On the Facebook livestream of Saturday’s service at the synagogue, an angry man could be heard ranting, sometimes talking about religion.
The video did not show what was happening in the building. The man repeatedly mentioned his sister and Islam and used profanity. He was heard asking for his ‘sister’ to be released from prison.
At one point, another voice can be heard apparently speaking on the phone to the police. The man repeatedly said he didn’t want anyone hurt and he mentioned his children. He also said several times that he believed he was going to die.

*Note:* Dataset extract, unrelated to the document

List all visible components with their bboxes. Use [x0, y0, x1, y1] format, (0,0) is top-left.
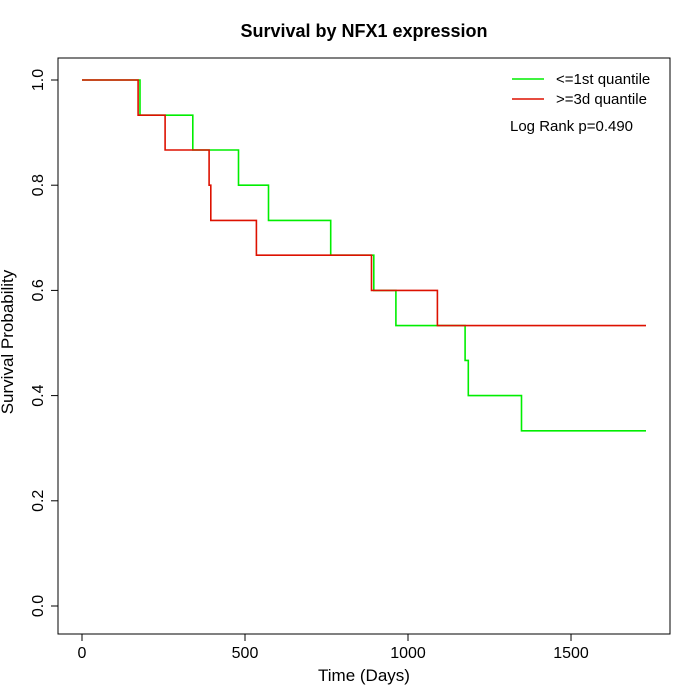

Livestream commentators offered prayers for Rabbi Charlie Cytron-Walker. Over 8,000 viewers were watching the livestream.
The Shabbat morning service began at 10 a.m. Saturday, according to the Reform Jewish congregation’s schedule. Around 6:30 p.m., the standoff continued. Reporters at a media staging area near the scene said traffic continued to pass as police surrounded the area, but no one was allowed near the synagogue.
“We are quite upset,” said synagogue member Eugene Posnock of Colleyville. He referred all questions to the president of the synagogue, Mike Finfer. Finfer was at a command center near the scene Saturday afternoon and could not be reached for comment.
The temple’s rabbi, Cytron-Walker, is 46. He has lived with his wife in North Richland Hills since 2006, according to public records.
He attended the University of Michigan. “All we can do at this time is pray for the members of the congregation, for the whole community and for our friend, Rabbi Cytron-Walker and his wonderful family,” said Rabbi Brian Zimmerman and the President Russ Schultz of Congregation Beth-El in Ft. Worth said in an email message to members of their congregation.
“Some of you have asked about security. President Russ Schultz and I want to assure you that all of our Jewish congregations in Tarrant County are working closely with the Jewish Federation, local police departments, the Department Homeland Security and a host of other professional groups to continuously assess our security procedures,” the email mentioned.
“As we pray for a safe resolution, these groups will certainly meet and learn from this situation for the future.” Jawaid Alam, president of the Islamic Center of Southlake, told the Star-Telegram that Cytron-Walker is a personal friend and a friend of the Muslim community who has promoted interfaith peace and cooperation.